Vacation Project: Self-Healing Data Stream

June 16, 2020

Yesterday I started a two-week vacation from Amazon Web Services. While I am excited to take a break, I want to use some of this time to play with AWS technologies I have not yet used. I wanted to go beyond tutorials so I came up with a small project: a self-healing data stream. I will create routine data streams that are processed continuously to create downstream facts and aggregations. The challenge is that the data capture mechanism has an intentional flaw may result in incomplete data sets being used by downstream clients. This requires building an “auditor” to step in, analyze the data sets, and take corrective actions if data quality is impaired.

Planned Data Operations

I will eventually draw a proper diagram, but here is the hand drawn diagram that has helped me shaped up this project:

basicdatadiagram

High level operations includes:

Data Acquisition: Pull some financial stock data on a regular cadence (hour? minute? exact timing TBD), write the payloads into a data stream, store the at rest in S3, then use data lake technologies to enable analytics and downstream processing.
Data Transformation: Continuously read from the data lake to transform granular data into data sets representing new facts and aggregations. This involves repartitioning the data into partitions that better align with downstream queries (eg: partition by stock symbol as opposed to ingestion time).
Data Validation: Start an audit process to learn the current state of data quality. Should data quality be impaired, then the audit process should kick off:
- Data Repair: Reuse the Data Acquisition steps to obtain any missing data chunks.
- Data Resynthesis: Reuse the Data Transformation steps to rematerialize transformed data sets impacted by the repair operation.
- Alarm: Fire an alarm if repair and/or resynthesis attempts fail or exhaust their retry attempt count.

Planned Technologies

Software deployment will most likely be handled via AWS Toolkit in PyCharm. This plug-in uses the AWS Serverless Application Model (SAM) to generate build artifacts and CloudFormation templates to deploy AWS resources. I may stretch and try out the Cloud Development Kit (CDK) but many of the AWS Glue CDK constructs are still listed as ‘experimental’ given that CDK is still pretty new.
Compute will probably be primarily backed by serverless solutions such as AWS Lambda and AWS Glue ETL Jobs. I will be making use of AWS Step Functions to implement a state machine to serve as the data quality auditor.

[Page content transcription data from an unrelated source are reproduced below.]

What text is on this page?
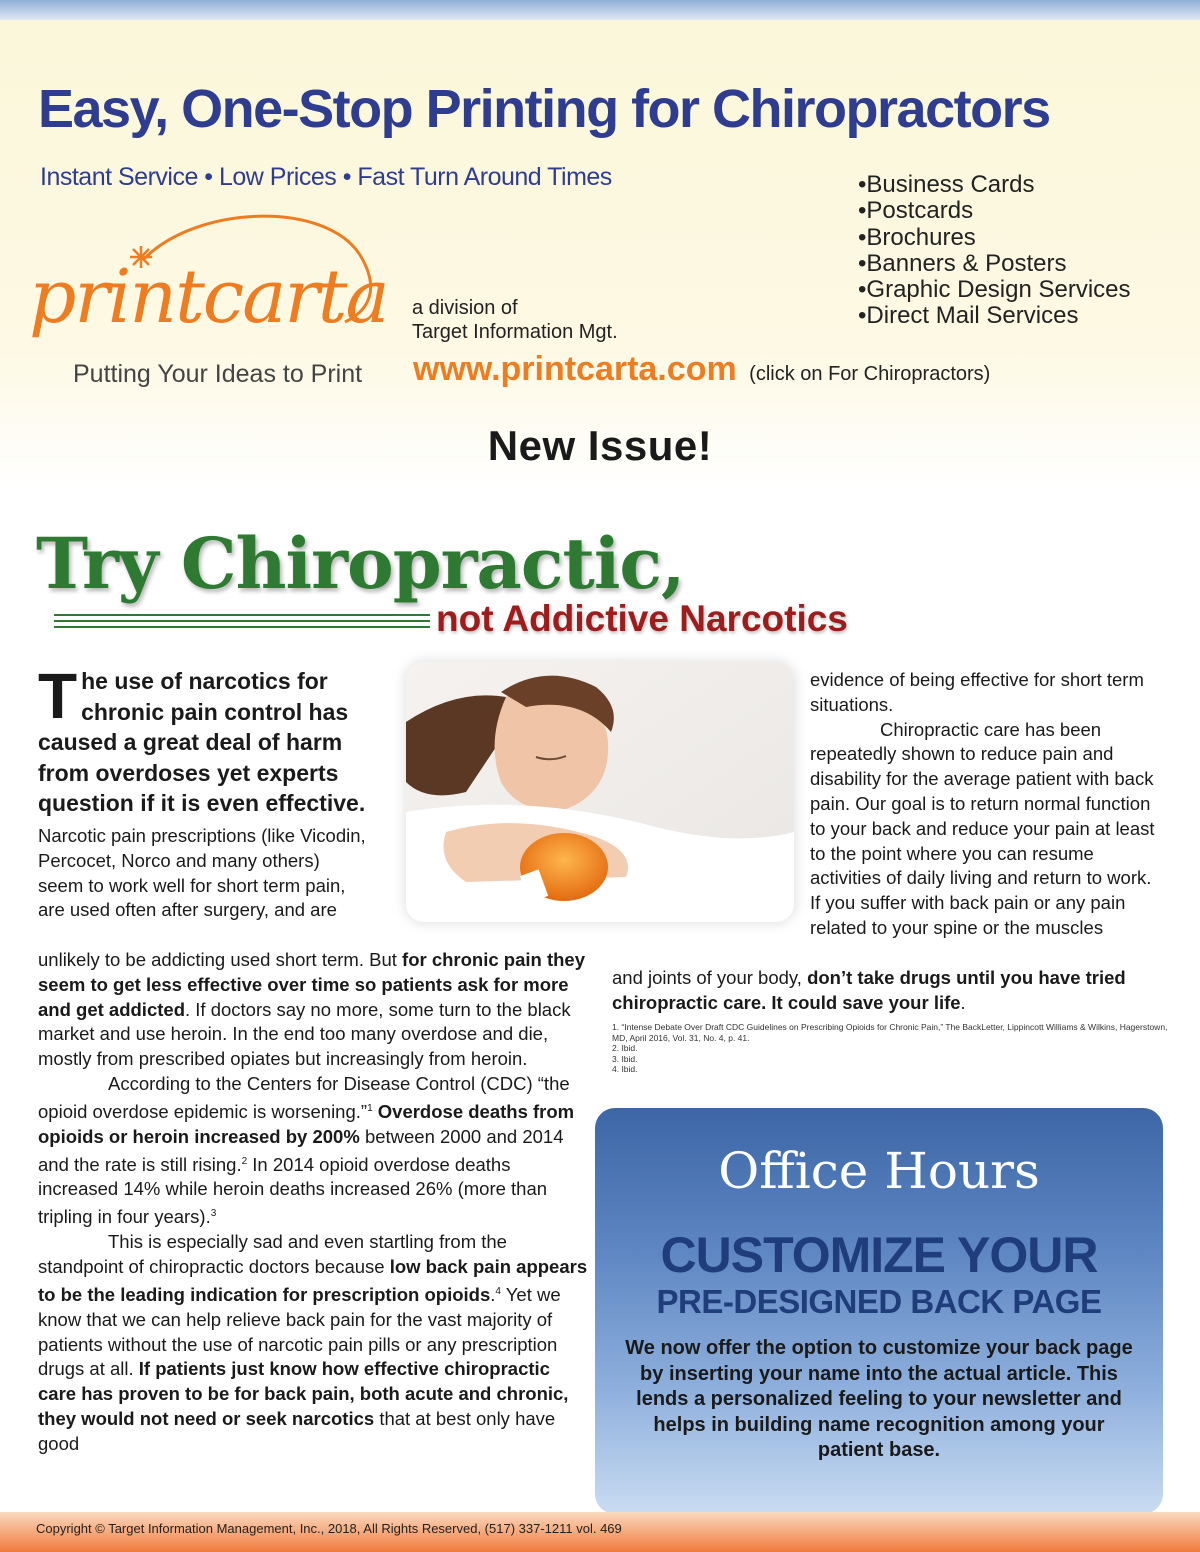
Easy, One-Stop Printing for Chiropractors
Instant Service • Low Prices • Fast Turn Around Times
•	Business Cards
• Postcards
• Brochures
• Banners & Posters
• Graphic Design Services
• Direct Mail Services
printcarta
Putting Your Ideas to Print
a division of
Target Information Mgt.
www.printcarta.com (click on For Chiropractors)
New Issue!
Try Chiropractic,
not Addictive Narcotics
The use of narcotics for chronic pain control has caused a great deal of harm from overdoses yet experts question if it is even effective.
Narcotic pain prescriptions (like Vicodin, Percocet, Norco and many others) seem to work well for short term pain, are used often after surgery, and are
unlikely to be addicting used short term. But for chronic pain they seem to get less effective over time so patients ask for more and get addicted. If doctors say no more, some turn to the black market and use heroin. In the end too many overdose and die, mostly from prescribed opiates but increasingly from heroin.
According to the Centers for Disease Control (CDC) “the opioid overdose epidemic is worsening.”$^1$ Overdose deaths from opioids or heroin increased by 200% between 2000 and 2014 and the rate is still rising.$^2$ In 2014 opioid overdose deaths increased 14% while heroin deaths increased 26% (more than tripling in four years).$^3$
This is especially sad and even startling from the standpoint of chiropractic doctors because low back pain appears to be the leading indication for prescription opioids.$^4$ Yet we know that we can help relieve back pain for the vast majority of patients without the use of narcotic pain pills or any prescription drugs at all. If patients just know how effective chiropractic care has proven to be for back pain, both acute and chronic, they would not need or seek narcotics that at best only have good
evidence of being effective for short term situations.
Chiropractic care has been repeatedly shown to reduce pain and disability for the average patient with back pain. Our goal is to return normal function to your back and reduce your pain at least to the point where you can resume activities of daily living and return to work. If you suffer with back pain or any pain related to your spine or the muscles
and joints of your body, don’t take drugs until you have tried chiropractic care. It could save your life.
1. “Intense Debate Over Draft CDC Guidelines on Prescribing Opioids for Chronic Pain,” The BackLetter, Lippincott Williams & Wilkins, Hagerstown, MD, April 2016, Vol. 31, No. 4, p. 41.
2. Ibid.
3. Ibid.
4. Ibid.
Office Hours
CUSTOMIZE YOUR
PRE-DESIGNED BACK PAGE
We now offer the option to customize your back page by inserting your name into the actual article. This lends a personalized feeling to your newsletter and helps in building name recognition among your patient base.
Copyright © Target Information Management, Inc., 2018, All Rights Reserved, (517) 337-1211 vol. 469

There will probably be a number of Simple Queue Service (SQS) queues to help manage compute processing.
Data Streaming will be handled by Kinesis Data Streams for writing to a data stream and then Kinesis Firehose to move the data to S3. I have always been intrigued by Kafka but using something like Amazon Managed Streaming for Apache Kafka seems like overkill for this project.
Analytics will be supported by AWS Glue Data Catalog and AWS Athena to keep with a serverless model.

Starting Point

I have been using Finnhub’s API for obtaining stock data. Per the API documentation, I can get live stock quotes or I can get “candle” data to grab historical quotes.

Right now I am experimenting with a local client to get an understanding on how the API responds. Once I get something basic written to move data from the API to a data stream, I will move the code to Github and blog my progress.

I suspect much of this will change along the way… so here we go!